Viel erfreulicher schätzen ALer dagegen die Ergebnisse zum Datenschutz und zur Immigranten-/Flüchtlingspolitik ein. Neben der Zusicherung, die rund 4.000 noch anhängigen Bußgeldverfahren gegen Volkszählungsboykotteure einzustellen, einigte man sich auf Grundsätze zur Datenerhebung: Beschneidung des Umfangs, grundsätzliches Auskunftsrecht der Betroffenen und Veröffentlichung von Datenverarbeitungskonzepten. Als erster Schritt werden sämtliche öffentlichen Dateien im Geiste des Volkszählungsurteils des Bundesverfassungssgerichts durchforstet.
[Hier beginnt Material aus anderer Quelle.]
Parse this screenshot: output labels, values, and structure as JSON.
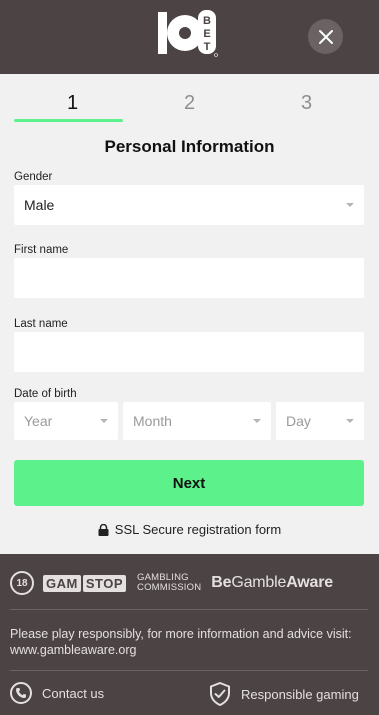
{
  "header": {
    "logo_digit": "10",
    "logo_word": "BET",
    "close_label": "×"
  },
  "steps": [
    {
      "label": "1",
      "active": true
    },
    {
      "label": "2",
      "active": false
    },
    {
      "label": "3",
      "active": false
    }
  ],
  "form": {
    "title": "Personal Information",
    "gender": {
      "label": "Gender",
      "value": "Male"
    },
    "first_name": {
      "label": "First name",
      "value": ""
    },
    "last_name": {
      "label": "Last name",
      "value": ""
    },
    "dob": {
      "label": "Date of birth",
      "year": "Year",
      "month": "Month",
      "day": "Day"
    },
    "next_label": "Next",
    "ssl_text": "SSL Secure registration form"
  },
  "footer": {
    "age_badge": "18",
    "gamstop_left": "GAM",
    "gamstop_right": "STOP",
    "gambling_commission_line1": "GAMBLING",
    "gambling_commission_line2": "COMMISSION",
    "begambleaware_be": "Be",
    "begambleaware_gamble": "Gamble",
    "begambleaware_aware": "Aware",
    "responsible_text": "Please play responsibly, for more information and advice visit: www.gambleaware.org",
    "contact_label": "Contact us",
    "responsible_gaming_label": "Responsible gaming"
  },
  "colors": {
    "brand_dark": "#4c4344",
    "accent_green": "#5cf18a",
    "page_bg": "#f1f1f1"
  }
}
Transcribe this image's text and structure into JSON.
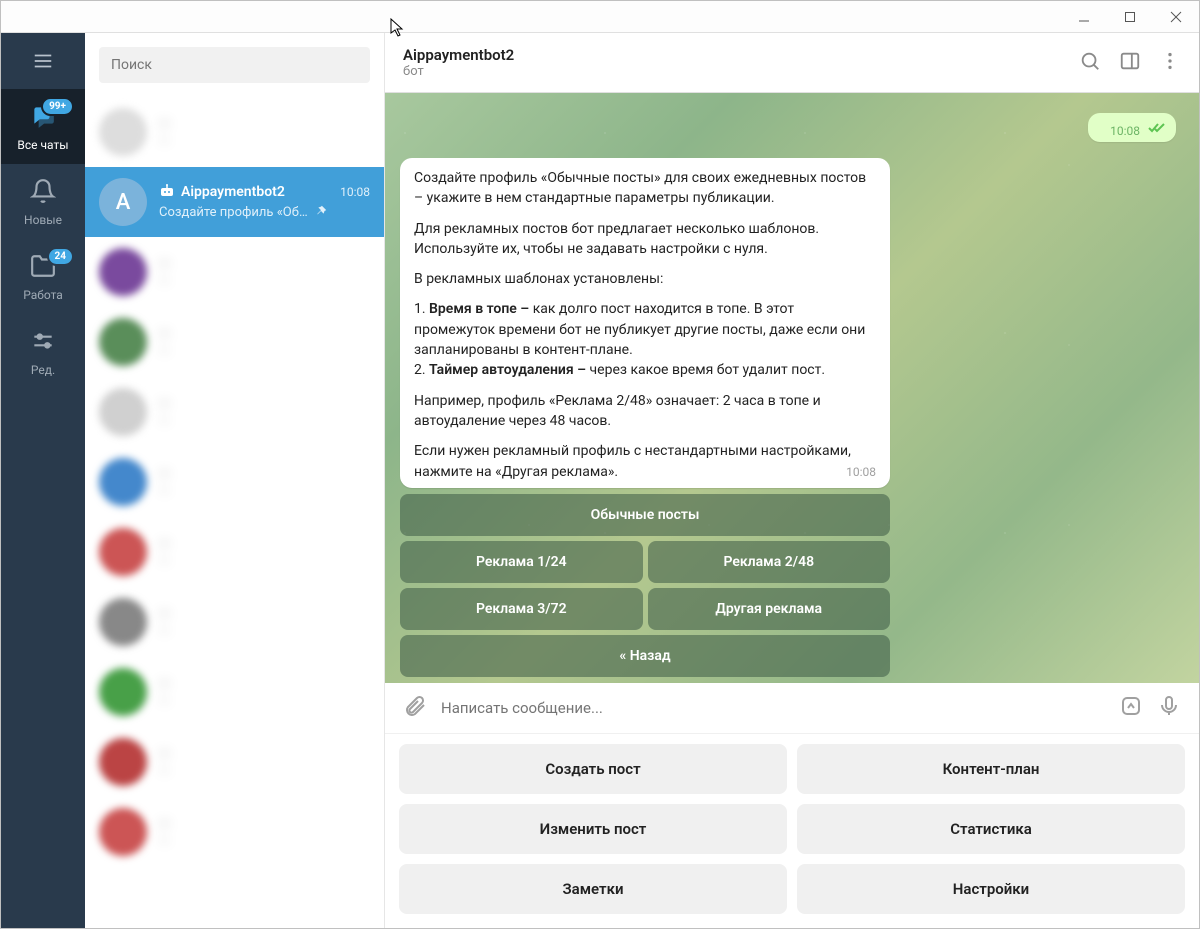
{
  "window": {
    "title": ""
  },
  "nav": {
    "items": [
      {
        "label": "Все чаты",
        "badge": "99+"
      },
      {
        "label": "Новые"
      },
      {
        "label": "Работа",
        "badge": "24"
      },
      {
        "label": "Ред."
      }
    ]
  },
  "search": {
    "placeholder": "Поиск"
  },
  "activeChat": {
    "avatar_letter": "A",
    "name": "Aippaymentbot2",
    "time": "10:08",
    "preview": "Создайте профиль «Об…"
  },
  "header": {
    "title": "Aippaymentbot2",
    "subtitle": "бот"
  },
  "outgoing": {
    "time": "10:08"
  },
  "message": {
    "p1": "Создайте профиль «Обычные посты» для своих ежедневных постов – укажите в нем стандартные параметры публикации.",
    "p2": "Для рекламных постов бот предлагает несколько шаблонов. Используйте их, чтобы не задавать настройки с нуля.",
    "p3": "В рекламных шаблонах установлены:",
    "li1_b": "Время в топе –",
    "li1_t": " как долго пост находится в топе. В этот промежуток времени бот не публикует другие посты, даже если они запланированы в контент-плане.",
    "li2_b": "Таймер автоудаления –",
    "li2_t": " через какое время бот удалит пост.",
    "p4": "Например, профиль «Реклама 2/48» означает: 2 часа в топе и автоудаление через 48 часов.",
    "p5": "Если нужен рекламный профиль с нестандартными настройками, нажмите на «Другая реклама».",
    "time": "10:08"
  },
  "inline_kb": {
    "r0": "Обычные посты",
    "r1a": "Реклама 1/24",
    "r1b": "Реклама 2/48",
    "r2a": "Реклама 3/72",
    "r2b": "Другая реклама",
    "r3": "« Назад"
  },
  "composer": {
    "placeholder": "Написать сообщение..."
  },
  "reply_kb": {
    "b1": "Создать пост",
    "b2": "Контент-план",
    "b3": "Изменить пост",
    "b4": "Статистика",
    "b5": "Заметки",
    "b6": "Настройки"
  }
}
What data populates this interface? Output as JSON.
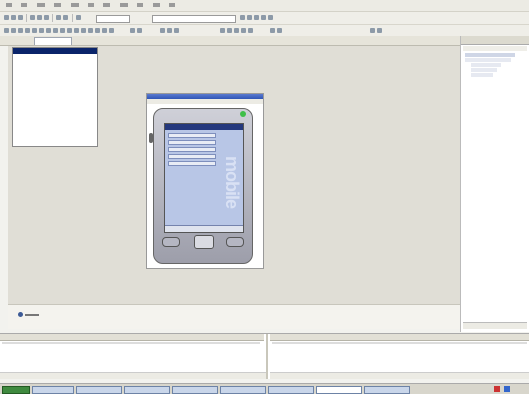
{
  "toolbox": {
    "title": ""
  },
  "device_window": {
    "title": "",
    "menu": ""
  },
  "device_screen": {
    "brand_text": "mobile"
  },
  "right_panel": {
    "title": ""
  },
  "status": {
    "text": ""
  }
}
Die in Berlin lebenden Immigranten und Flüchtlinge könnten unter einer rot-grünen Koalition auf eine erhebliche Verbesserung hoffen. Fast alle in den letzten Jahren umstrittenen Punkte wie Familiennachzug, kommunales Wahlrecht, Ausweisungstatbestände oder Abschiebungen wurden im Sinne der Betroffenen geregelt, soweit dies auf Landesebene überhaupt möglich ist. Dasselbe gilt für den Justizbereich. Beide Parteien sind sich einig, den offenen Vollzug wieder als Regelvollzug anzustreben. Als besonderen Erfolg verbucht die AL auch die vereinbarte Auflösung der politischen Sonderstaatsanwaltschaft, die in den letzten Jahren zum Beispiel bei Hausbesetzungen als besonders rigide in Erscheinung getreten war.